Democrats to move ahead on Build Back Better
Democrats plan to move ahead with Build Back Better bill despite Manchin's opposition 09:48

Two days after Senator Joe Manchin announced he would not vote for his party's ambitious social spending plan, Senate Democrats met virtually Tuesday evening to discuss the way forward on the legislation, according to Democratic source. Manchin's opposition to the bill could kill the Build Back Better Act, since all 50 Democrats must back the bill in order to secure its passage. 

The West Virginia senator also joined the call, according to a source familiar with the call, who said Manchin mostly listened while others spoke. However, he did make some remarks near the beginning of the call, reiterating what he has said before about the bill.

His spokesperson said in a statement, "This evening Senator Manchin had an honest conversation with his colleagues for whom he has a great deal of respect."

Tensions had been rising for days, even before the West Virginia senator said the bill would not have his support. Near the end of the week, negotiations with the White House were already said to be going poorly. Soon after Manchin's appearance on "Fox News Sunday," where he announced his decision, the White House accused him of backing out of a commitment, and progressive Democrats accused him of cowardice. 
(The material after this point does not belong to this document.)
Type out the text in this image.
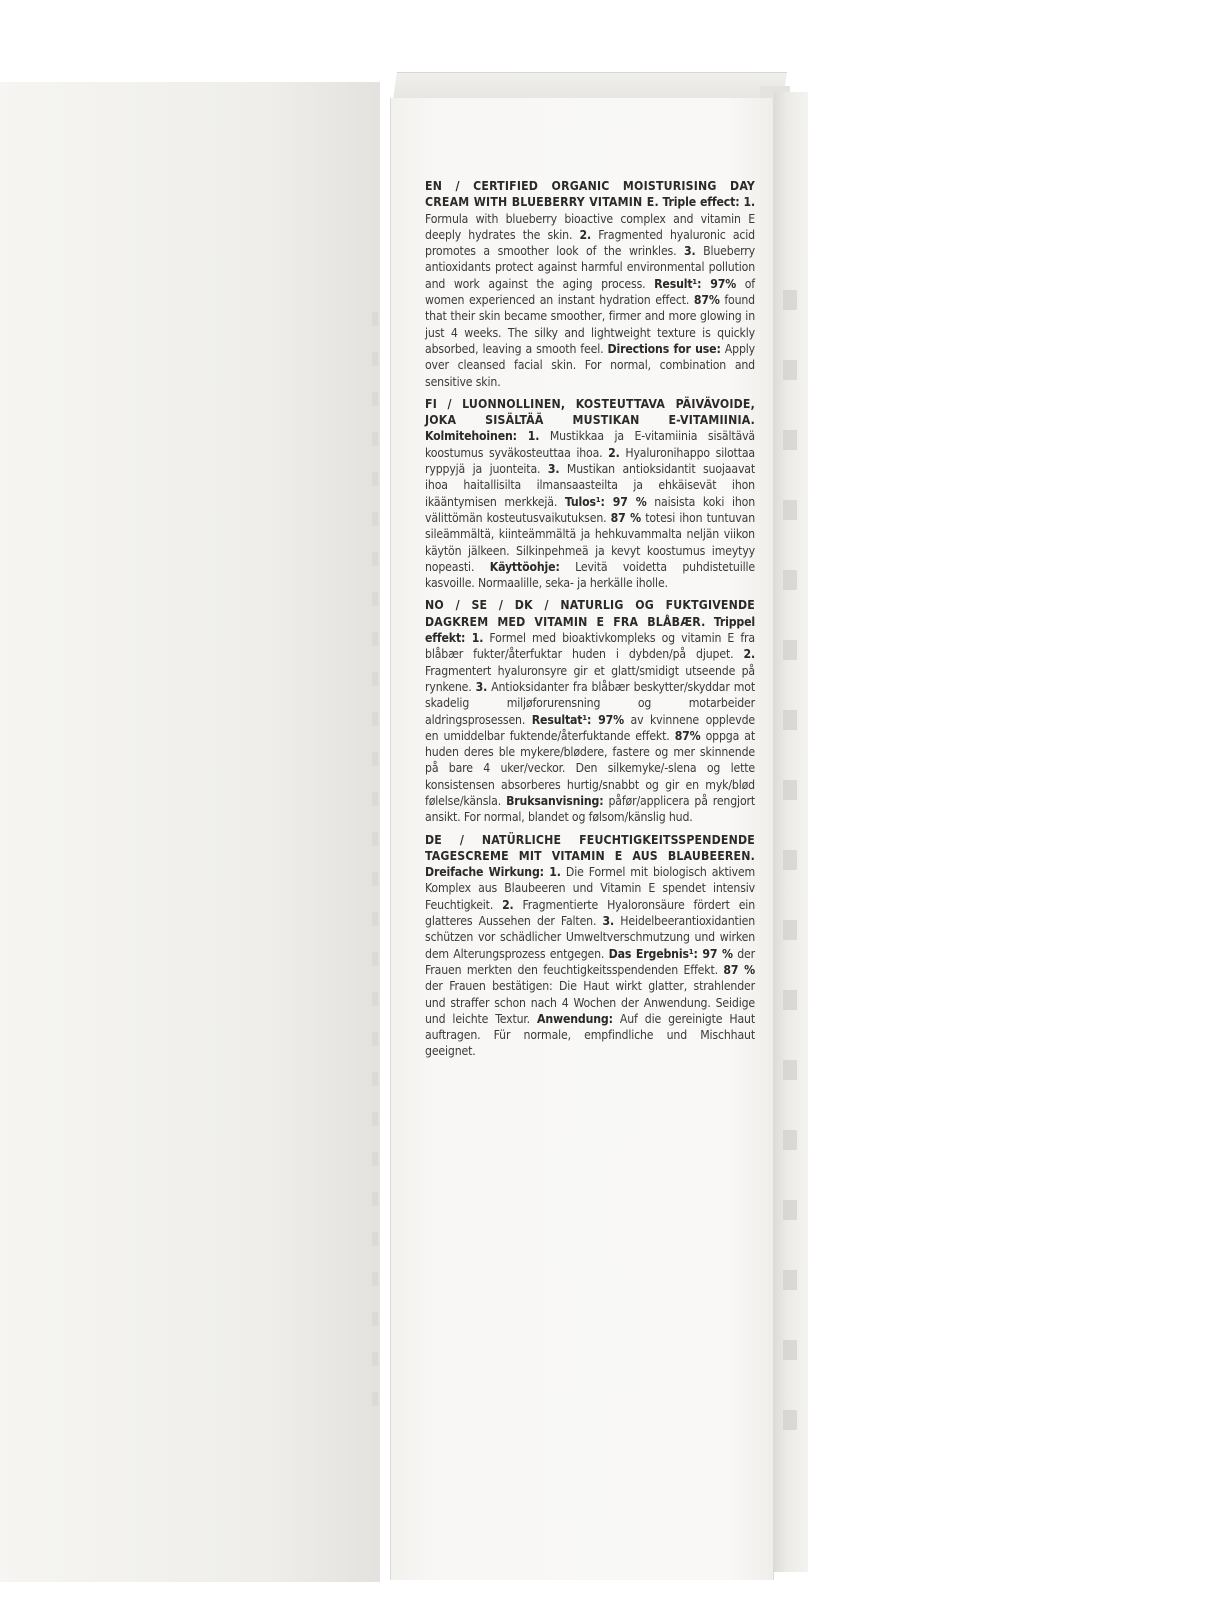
EN / CERTIFIED ORGANIC MOISTURISING DAY CREAM WITH BLUEBERRY VITAMIN E. Triple effect: 1. Formula with blueberry bioactive complex and vitamin E deeply hydrates the skin. 2. Fragmented hyaluronic acid promotes a smoother look of the wrinkles. 3. Blueberry antioxidants protect against harmful environmental pollution and work against the aging process. Result¹: 97% of women experienced an instant hydration effect. 87% found that their skin became smoother, firmer and more glowing in just 4 weeks. The silky and lightweight texture is quickly absorbed, leaving a smooth feel. Directions for use: Apply over cleansed facial skin. For normal, combination and sensitive skin.

FI / LUONNOLLINEN, KOSTEUTTAVA PÄIVÄVOIDE, JOKA SISÄLTÄÄ MUSTIKAN E-VITAMIINIA. Kolmitehoinen: 1. Mustikkaa ja E-vitamiinia sisältävä koostumus syväkosteuttaa ihoa. 2. Hyaluronihappo silottaa ryppyjä ja juonteita. 3. Mustikan antioksidantit suojaavat ihoa haitallisilta ilmansaasteilta ja ehkäisevät ihon ikääntymisen merkkejä. Tulos¹: 97 % naisista koki ihon välittömän kosteutusvaikutuksen. 87 % totesi ihon tuntuvan sileämmältä, kiinteämmältä ja hehkuvammalta neljän viikon käytön jälkeen. Silkinpehmeä ja kevyt koostumus imeytyy nopeasti. Käyttöohje: Levitä voidetta puhdistetuille kasvoille. Normaalille, seka- ja herkälle iholle.

NO / SE / DK / NATURLIG OG FUKTGIVENDE DAGKREM MED VITAMIN E FRA BLÅBÆR. Trippel effekt: 1. Formel med bioaktivkompleks og vitamin E fra blåbær fukter/återfuktar huden i dybden/på djupet. 2. Fragmentert hyaluronsyre gir et glatt/smidigt utseende på rynkene. 3. Antioksidanter fra blåbær beskytter/skyddar mot skadelig miljøforurensning og motarbeider aldringsprosessen. Resultat¹: 97% av kvinnene opplevde en umiddelbar fuktende/återfuktande effekt. 87% oppga at huden deres ble mykere/blødere, fastere og mer skinnende på bare 4 uker/veckor. Den silkemyke/-slena og lette konsistensen absorberes hurtig/snabbt og gir en myk/blød følelse/känsla. Bruksanvisning: påfør/applicera på rengjort ansikt. For normal, blandet og følsom/känslig hud.

DE / NATÜRLICHE FEUCHTIGKEITSSPENDENDE TAGESCREME MIT VITAMIN E AUS BLAUBEEREN. Dreifache Wirkung: 1. Die Formel mit biologisch aktivem Komplex aus Blaubeeren und Vitamin E spendet intensiv Feuchtigkeit. 2. Fragmentierte Hyaloronsäure fördert ein glatteres Aussehen der Falten. 3. Heidelbeerantioxidantien schützen vor schädlicher Umweltverschmutzung und wirken dem Alterungsprozess entgegen. Das Ergebnis¹: 97 % der Frauen merkten den feuchtigkeitsspendenden Effekt. 87 % der Frauen bestätigen: Die Haut wirkt glatter, strahlender und straffer schon nach 4 Wochen der Anwendung. Seidige und leichte Textur. Anwendung: Auf die gereinigte Haut auftragen. Für normale, empfindliche und Mischhaut geeignet.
By Monday, though, the White House was far less publicly confrontational — Vice President Kamala Harris, in an exclusive network interview with CBS News' Margaret Brennan, denied that she felt betrayed by his reversal on the bill. "I think the stakes are too high for this to be in any way about any specific individual," she said.

Senate Majority Leader Chuck Schumer, too, told Democrats that the provisions in the Build Back Better bill are too necessary and too important to give up. 

He said he would push for a vote in January on the bill to build pressure for a deal. 

"I know we are all frustrated at this outcome," Schumer said of Manchin's rejection of the measure. "However, we are not giving up on Build Back Better, period. We won't stop working on it until we pass a bill."

Schumer, like President Biden, pointed to recent reports published by Goldman Sachs and Moody's that suggested that failure to pass the social spending bill would imperil the nation's fragile economic recovery. 

The Democrats on the call supported the idea of holding a vote on Build Back Better, and Schumer told the caucus that they would take up the bill recently passed by the House to begin debate. 

Democrats have also been stymied by Republicans in their attempts to pass a voting rights bill. Schumer said that if they blocked it again in January, the Senate will consider and vote on a change to Senate rules to enable the passage of the voting rights bill. Manchin and Arizona Senator Kyrsten Sinema oppose changing the filibuster rules that would prevent Republicans from blocking the bill, though, almost certainly ensuring that the measure will fail.